Banjir Rob Melanda Pulau Laut, Warga Diminta Amankan Alur Listrik di Dataran Rendah

terasbanua.com, Kotabaru - Banjir Rob membuat wilayah pesisir menjadi lautan, dikarenakan air laut yang pasangnya cukup tinggi. Sehingga puluhan rumah warga yang dekat dengan pantai banyak mengalami kerusakan.

Kapolres Kotabaru Akbp M Gafur Aditya Harisada Siregar Imbau Warga yang terdampak banjir rob.

Tidak cuma puluhan rumah warga yang rusak, sebagian fasilitas umum juga banyak yang roboh, seperti jembatan yang terhantam gelombang saat air laut pasang.


Kabupaten Kotabaru Kalimantan Selatan sejak tanggal 6 November 2021 membuat sejumlah wilayah di beberapa kecamatan terendam air laut. Seperti, Kecamatan Pulau Sembilan, Pulau Laut Barat, Pulau Laut Selatan, Pulau Laut Utara, Pulau Laut Tengah, Kepulauan, dan Kecamatan Tanjung Selayar.


Bahkan, beberapa warga Desa Lontar Kecamatan Pulau Laut Barat, harus mengalami kerusakan pada rumahnya akibat terjangan ombak air laut yang pasang hingga banjir mencapai di bawah lutut orang dewasa atau sekitar 50 sentimeter.


Banjir Rob meresahkan warga Kotabaru, Kapolres Kotabaru, AKBP M Gafur Aditya Harisada Siregar, tegas mengambil sikap untuk memerintahkan seluruh Kapolsek wilayah hukum Polres Kotabaru agar terus mengimbau masyarakat dalam menghadapi situasi banjir rob.


"Terutama, mengamankan barang yang di dataran rendah. Yang lebih penting lagi alur listrik yang kemungkinan bisa terendam air saat pasangnya air laut," ujar Akbp M Gafur Aditya Harisada Siregar, saat ditemui Wartawan di ruang kerjanya, pada Kamis (9/12/2021).

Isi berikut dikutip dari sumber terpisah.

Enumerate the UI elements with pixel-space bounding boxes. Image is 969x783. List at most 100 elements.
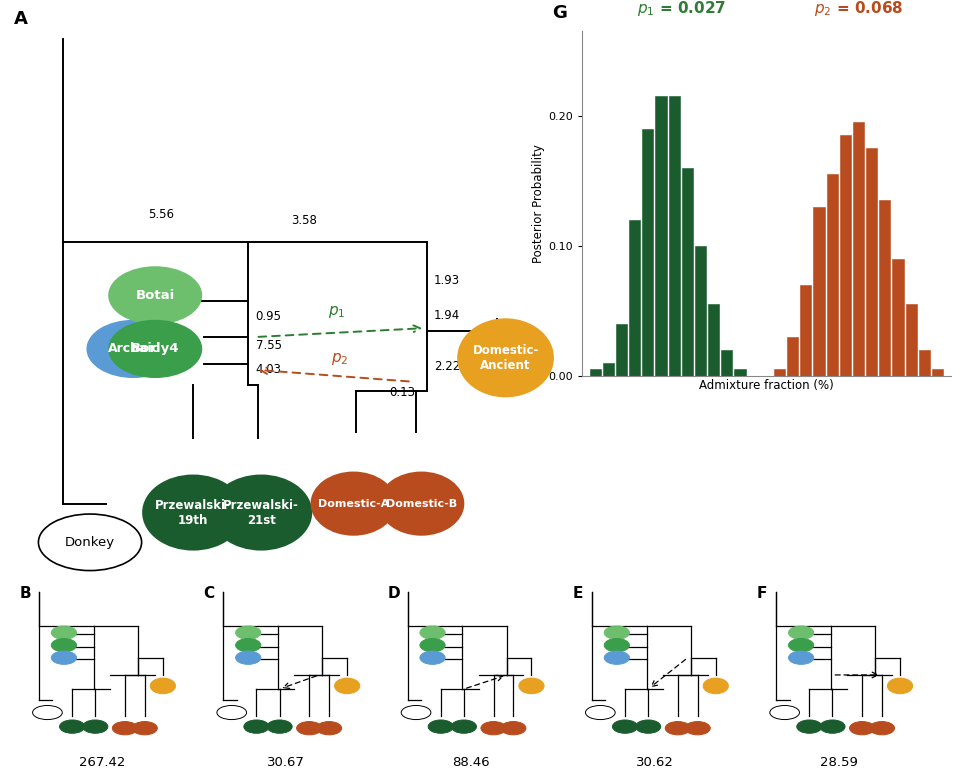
Ellipse shape	[150, 678, 175, 694]
Bar	[931, 370, 942, 376]
Bar	[799, 285, 810, 376]
Bar	[721, 350, 732, 376]
Ellipse shape	[297, 722, 322, 734]
Ellipse shape	[401, 705, 430, 720]
Ellipse shape	[51, 651, 77, 664]
Ellipse shape	[604, 639, 629, 651]
Ellipse shape	[39, 514, 141, 571]
Ellipse shape	[235, 651, 261, 664]
Bar	[891, 259, 902, 376]
Bar	[694, 246, 705, 376]
Bar	[786, 337, 797, 376]
Ellipse shape	[849, 722, 874, 734]
Bar	[773, 370, 784, 376]
Text: $p_2$ = 0.068: $p_2$ = 0.068	[813, 0, 902, 17]
Ellipse shape	[142, 475, 243, 550]
X-axis label: Admixture fraction (%): Admixture fraction (%)	[699, 379, 832, 392]
Ellipse shape	[316, 722, 341, 734]
Text: E: E	[572, 586, 582, 601]
Ellipse shape	[112, 722, 138, 734]
Ellipse shape	[481, 722, 506, 734]
Ellipse shape	[788, 626, 813, 639]
Ellipse shape	[684, 722, 709, 734]
Bar	[918, 350, 929, 376]
Text: 4.03: 4.03	[256, 363, 281, 376]
Ellipse shape	[635, 720, 660, 733]
Text: Archaic: Archaic	[108, 342, 159, 355]
Bar	[905, 305, 916, 376]
Text: F: F	[756, 586, 766, 601]
Ellipse shape	[59, 720, 84, 733]
Ellipse shape	[311, 472, 395, 535]
Ellipse shape	[703, 678, 728, 694]
Ellipse shape	[243, 720, 268, 733]
Bar	[615, 324, 626, 376]
Bar	[707, 305, 718, 376]
Ellipse shape	[604, 651, 629, 664]
Bar	[629, 220, 640, 376]
Text: G: G	[552, 4, 567, 22]
Ellipse shape	[420, 626, 445, 639]
Text: Domestic-
Ancient: Domestic- Ancient	[472, 344, 538, 372]
Ellipse shape	[132, 722, 157, 734]
Ellipse shape	[500, 722, 525, 734]
Ellipse shape	[585, 705, 614, 720]
Ellipse shape	[109, 320, 202, 377]
Ellipse shape	[210, 475, 311, 550]
Text: Borly4: Borly4	[131, 342, 179, 355]
Text: $p_1$: $p_1$	[328, 305, 346, 320]
Text: 267.42: 267.42	[78, 756, 125, 770]
Ellipse shape	[82, 720, 108, 733]
Text: Przewalski-
21st: Przewalski- 21st	[223, 499, 298, 526]
Ellipse shape	[266, 720, 292, 733]
Text: $p_1$ = 0.027: $p_1$ = 0.027	[637, 0, 726, 17]
Ellipse shape	[420, 651, 445, 664]
Ellipse shape	[665, 722, 690, 734]
Ellipse shape	[109, 267, 202, 323]
Ellipse shape	[819, 720, 844, 733]
Text: Domestic-B: Domestic-B	[386, 499, 456, 509]
Ellipse shape	[887, 678, 912, 694]
Bar	[826, 175, 837, 376]
Ellipse shape	[334, 678, 359, 694]
Bar	[813, 207, 824, 376]
Bar	[668, 96, 679, 376]
Ellipse shape	[87, 320, 179, 377]
Ellipse shape	[868, 722, 893, 734]
Text: 0.95: 0.95	[256, 310, 281, 323]
Text: 7.55: 7.55	[256, 339, 281, 352]
Bar	[681, 168, 692, 376]
Ellipse shape	[611, 720, 637, 733]
Text: 0.13: 0.13	[389, 387, 415, 399]
Bar	[641, 129, 653, 376]
Text: A: A	[14, 9, 28, 27]
Ellipse shape	[235, 626, 261, 639]
Ellipse shape	[427, 720, 453, 733]
Ellipse shape	[51, 639, 77, 651]
Text: 1.94: 1.94	[433, 309, 459, 322]
Ellipse shape	[769, 705, 798, 720]
Text: 5.56: 5.56	[147, 208, 173, 221]
Ellipse shape	[33, 705, 62, 720]
Bar	[839, 135, 850, 376]
Text: B: B	[19, 586, 31, 601]
Text: Botai: Botai	[136, 289, 174, 302]
Text: 88.46: 88.46	[452, 756, 488, 770]
Bar	[602, 363, 613, 376]
Bar	[734, 370, 745, 376]
Text: 2.22: 2.22	[433, 359, 459, 373]
Ellipse shape	[235, 639, 261, 651]
Bar	[852, 122, 863, 376]
Bar	[878, 200, 890, 376]
Text: 30.62: 30.62	[635, 756, 673, 770]
Text: Przewalski-
19th: Przewalski- 19th	[155, 499, 231, 526]
Text: C: C	[203, 586, 214, 601]
Y-axis label: Posterior Probability: Posterior Probability	[532, 144, 545, 263]
Text: 30.67: 30.67	[266, 756, 305, 770]
Text: D: D	[388, 586, 400, 601]
Ellipse shape	[379, 472, 463, 535]
Ellipse shape	[51, 626, 77, 639]
Bar	[655, 96, 666, 376]
Text: Domestic-A: Domestic-A	[318, 499, 389, 509]
Ellipse shape	[788, 651, 813, 664]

Disampaikannya, setelah mendapat informasi dari BMKG terkait pasang surutnya air laut, pihak Polres Kotabaru telah melakukan langkah-langkah antisipasi.


"Para anggota diperintahkan untuk memberikan imbauan kepada masyarakat. Dengan memberikan imbauan, agar mengangkat barang-barang bakal terendam air, serta melepas terlebih dulu aliran atau colokan listrik yang posisi rawan terendam air," ungkapnya.


Ia juga sudah memerintahkan para Kapolsek untuk mendata semua rumah warga yang rusak, dan saat ini sedang diklasifikasikan untuk kerusakannya.


"Polsek sudah mengumpulkan data-data, kerusakan akibat banjir rob ini, dari berbagai kecamatan yang terdampak pasangnya air laut," pungkasnya


Salah seorang tokoh masyarakat mengungkap, kejadian ini memang juga pernah terjadi beberapa tahun lalu.


"Hal serupa juga pernah terjadi, namum tidak setinggi ini. Kejadian seperti ini memang faktor alam, yang terjadi beberapa tahun kemudian," tuturnya.